Hong Kong is much less chaotic than it was when Tom came here 25 years ago. Traffic is MUCH better, due to an excellent mass transit system, and (to me) the city feels much like NYC. Most signs are in English as well as Cantonese, and it's very easy to get around. For those who are as ignorant as I was, Hong Kong is not one big island. Part of the city is on the mainland, and you still have to drive a ways and cross an international border to get into Mainland (Red) China. Although the British turned the colony over to China in 1997, it is a Separately Administered Region, and we're told the culture will change dramatically when we get to the mainland. We've taken the Star Ferry to the Island several times (we're staying in Kowloon, which is on the mainland), and have walked many miles through the streets. We took the double-decker bus to the other side of Hong Kong Island.
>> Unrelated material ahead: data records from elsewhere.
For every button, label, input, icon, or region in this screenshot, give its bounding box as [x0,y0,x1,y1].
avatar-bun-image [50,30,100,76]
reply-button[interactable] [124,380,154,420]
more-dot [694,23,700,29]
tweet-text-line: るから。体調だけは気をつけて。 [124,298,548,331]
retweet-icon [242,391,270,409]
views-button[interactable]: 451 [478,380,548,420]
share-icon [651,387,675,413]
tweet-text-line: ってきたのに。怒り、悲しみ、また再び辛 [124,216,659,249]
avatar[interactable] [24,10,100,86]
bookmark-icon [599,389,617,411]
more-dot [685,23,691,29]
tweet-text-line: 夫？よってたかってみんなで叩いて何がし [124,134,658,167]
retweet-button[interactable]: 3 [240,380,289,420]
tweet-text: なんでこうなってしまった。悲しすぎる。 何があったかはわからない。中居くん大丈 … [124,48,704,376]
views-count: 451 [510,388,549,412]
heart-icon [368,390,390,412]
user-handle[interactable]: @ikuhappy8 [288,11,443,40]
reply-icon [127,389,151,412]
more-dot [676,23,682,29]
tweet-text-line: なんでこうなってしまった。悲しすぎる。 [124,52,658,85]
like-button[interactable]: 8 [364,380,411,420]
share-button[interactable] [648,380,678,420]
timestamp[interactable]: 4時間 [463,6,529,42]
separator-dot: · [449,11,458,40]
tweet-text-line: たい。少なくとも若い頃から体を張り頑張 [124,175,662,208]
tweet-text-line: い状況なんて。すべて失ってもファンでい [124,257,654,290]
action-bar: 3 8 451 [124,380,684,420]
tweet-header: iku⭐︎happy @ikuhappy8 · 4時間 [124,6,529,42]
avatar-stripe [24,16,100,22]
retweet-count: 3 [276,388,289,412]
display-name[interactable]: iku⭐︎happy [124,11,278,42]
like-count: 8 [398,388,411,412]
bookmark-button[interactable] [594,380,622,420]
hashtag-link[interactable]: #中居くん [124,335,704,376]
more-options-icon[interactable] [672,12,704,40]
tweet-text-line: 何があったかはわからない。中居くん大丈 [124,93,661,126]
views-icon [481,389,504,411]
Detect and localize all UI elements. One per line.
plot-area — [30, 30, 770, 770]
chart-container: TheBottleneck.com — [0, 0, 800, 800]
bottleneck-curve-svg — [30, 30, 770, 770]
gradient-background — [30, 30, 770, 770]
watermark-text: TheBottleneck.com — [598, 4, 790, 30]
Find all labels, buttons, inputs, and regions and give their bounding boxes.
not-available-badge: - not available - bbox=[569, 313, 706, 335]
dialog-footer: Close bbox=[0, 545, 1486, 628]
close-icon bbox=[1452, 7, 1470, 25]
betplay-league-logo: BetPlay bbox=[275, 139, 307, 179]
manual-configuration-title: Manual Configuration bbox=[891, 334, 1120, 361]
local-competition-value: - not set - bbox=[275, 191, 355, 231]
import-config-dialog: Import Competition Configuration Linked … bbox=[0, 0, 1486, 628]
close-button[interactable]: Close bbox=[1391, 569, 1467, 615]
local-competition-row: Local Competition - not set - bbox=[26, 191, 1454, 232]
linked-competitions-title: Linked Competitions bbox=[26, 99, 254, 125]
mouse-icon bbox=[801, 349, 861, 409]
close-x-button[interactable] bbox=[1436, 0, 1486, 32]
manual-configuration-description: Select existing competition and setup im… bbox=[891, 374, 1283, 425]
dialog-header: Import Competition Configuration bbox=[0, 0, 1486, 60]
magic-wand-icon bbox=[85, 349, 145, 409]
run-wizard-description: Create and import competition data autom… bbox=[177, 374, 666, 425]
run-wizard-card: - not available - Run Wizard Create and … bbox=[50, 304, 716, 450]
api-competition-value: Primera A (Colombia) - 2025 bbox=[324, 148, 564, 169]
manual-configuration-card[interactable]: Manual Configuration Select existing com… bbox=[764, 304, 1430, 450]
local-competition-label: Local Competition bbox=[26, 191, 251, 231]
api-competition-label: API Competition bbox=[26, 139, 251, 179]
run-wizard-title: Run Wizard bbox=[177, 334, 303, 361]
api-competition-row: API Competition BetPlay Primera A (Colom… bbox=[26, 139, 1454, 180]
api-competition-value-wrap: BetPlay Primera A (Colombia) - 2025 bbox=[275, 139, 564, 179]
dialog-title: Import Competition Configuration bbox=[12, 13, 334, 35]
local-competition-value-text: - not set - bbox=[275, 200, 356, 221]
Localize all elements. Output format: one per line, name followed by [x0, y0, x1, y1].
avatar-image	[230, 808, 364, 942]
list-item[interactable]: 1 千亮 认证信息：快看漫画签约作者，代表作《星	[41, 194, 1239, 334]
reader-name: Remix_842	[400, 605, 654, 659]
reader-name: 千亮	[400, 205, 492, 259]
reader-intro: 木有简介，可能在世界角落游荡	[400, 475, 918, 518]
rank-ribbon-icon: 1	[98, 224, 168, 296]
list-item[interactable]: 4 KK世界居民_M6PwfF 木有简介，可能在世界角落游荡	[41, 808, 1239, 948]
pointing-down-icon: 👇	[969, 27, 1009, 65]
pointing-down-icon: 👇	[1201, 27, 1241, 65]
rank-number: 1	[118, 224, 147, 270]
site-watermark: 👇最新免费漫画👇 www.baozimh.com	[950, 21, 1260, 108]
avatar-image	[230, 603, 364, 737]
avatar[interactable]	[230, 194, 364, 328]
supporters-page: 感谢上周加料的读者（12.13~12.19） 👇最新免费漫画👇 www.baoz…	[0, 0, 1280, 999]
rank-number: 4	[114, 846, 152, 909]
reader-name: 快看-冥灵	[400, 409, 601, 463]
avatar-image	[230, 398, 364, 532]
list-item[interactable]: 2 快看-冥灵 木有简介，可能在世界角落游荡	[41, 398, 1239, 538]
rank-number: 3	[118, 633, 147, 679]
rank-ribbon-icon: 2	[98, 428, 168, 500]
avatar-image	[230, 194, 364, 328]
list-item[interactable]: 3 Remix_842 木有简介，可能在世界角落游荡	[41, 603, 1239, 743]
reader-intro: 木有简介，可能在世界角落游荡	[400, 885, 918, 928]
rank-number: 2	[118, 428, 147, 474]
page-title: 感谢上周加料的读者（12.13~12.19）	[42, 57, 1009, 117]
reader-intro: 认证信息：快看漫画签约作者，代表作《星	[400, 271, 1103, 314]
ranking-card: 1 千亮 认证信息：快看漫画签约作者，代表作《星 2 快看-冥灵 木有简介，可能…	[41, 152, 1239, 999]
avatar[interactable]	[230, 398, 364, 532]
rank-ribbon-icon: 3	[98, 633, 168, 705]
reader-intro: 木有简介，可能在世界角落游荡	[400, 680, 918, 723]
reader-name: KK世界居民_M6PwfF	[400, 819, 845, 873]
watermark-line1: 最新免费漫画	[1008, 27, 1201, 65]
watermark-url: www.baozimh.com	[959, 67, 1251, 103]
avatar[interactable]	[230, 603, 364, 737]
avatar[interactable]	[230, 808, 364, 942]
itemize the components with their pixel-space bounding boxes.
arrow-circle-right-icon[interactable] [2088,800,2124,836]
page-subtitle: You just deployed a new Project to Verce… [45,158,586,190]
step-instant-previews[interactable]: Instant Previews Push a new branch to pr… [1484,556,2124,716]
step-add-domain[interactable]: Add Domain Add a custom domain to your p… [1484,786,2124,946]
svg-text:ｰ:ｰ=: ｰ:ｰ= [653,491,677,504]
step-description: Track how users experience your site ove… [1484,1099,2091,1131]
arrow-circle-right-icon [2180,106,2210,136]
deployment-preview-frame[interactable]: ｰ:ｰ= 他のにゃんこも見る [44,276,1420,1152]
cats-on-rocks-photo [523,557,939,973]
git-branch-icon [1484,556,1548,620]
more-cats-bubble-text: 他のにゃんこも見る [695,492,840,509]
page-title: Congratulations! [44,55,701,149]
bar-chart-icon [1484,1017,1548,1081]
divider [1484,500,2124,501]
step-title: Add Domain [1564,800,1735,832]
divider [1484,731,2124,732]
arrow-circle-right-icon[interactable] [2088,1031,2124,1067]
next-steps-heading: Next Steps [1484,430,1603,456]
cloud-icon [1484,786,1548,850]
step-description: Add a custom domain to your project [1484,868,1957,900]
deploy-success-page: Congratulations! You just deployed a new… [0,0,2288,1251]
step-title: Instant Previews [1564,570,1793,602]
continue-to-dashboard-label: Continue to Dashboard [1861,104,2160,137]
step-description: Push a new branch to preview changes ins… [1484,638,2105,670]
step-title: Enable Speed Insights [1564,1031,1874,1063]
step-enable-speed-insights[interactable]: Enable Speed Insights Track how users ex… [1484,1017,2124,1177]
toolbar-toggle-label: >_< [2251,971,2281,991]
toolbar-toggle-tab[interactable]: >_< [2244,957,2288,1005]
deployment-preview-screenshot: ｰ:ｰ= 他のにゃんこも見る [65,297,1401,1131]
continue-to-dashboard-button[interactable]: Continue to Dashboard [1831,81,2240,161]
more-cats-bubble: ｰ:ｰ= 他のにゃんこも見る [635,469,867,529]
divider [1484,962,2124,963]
Do this just for the ride -- the buses are just a little bigger than each lane of the narrow hillside road, and oncoming traffic as the road runs through hairpin turns must be terrified. We sat in the front row upstairs and we certainly were! We did go to the floating JUmbo restaurant in the Aberdeen Harbor -- fun, though very touristy.

Hong Kong has some amazing electronics bargains, and we splurged on a tiny (10 inch screen) laptop, digital camera, and an iPod for Tom's tunes. We stayed in the West Hotel on Wai Ching Street in Kowloon, and would definitely recommend it.

Well, gotta go -- we take the taxi to the train station for the first of five overnight trains soon. More later!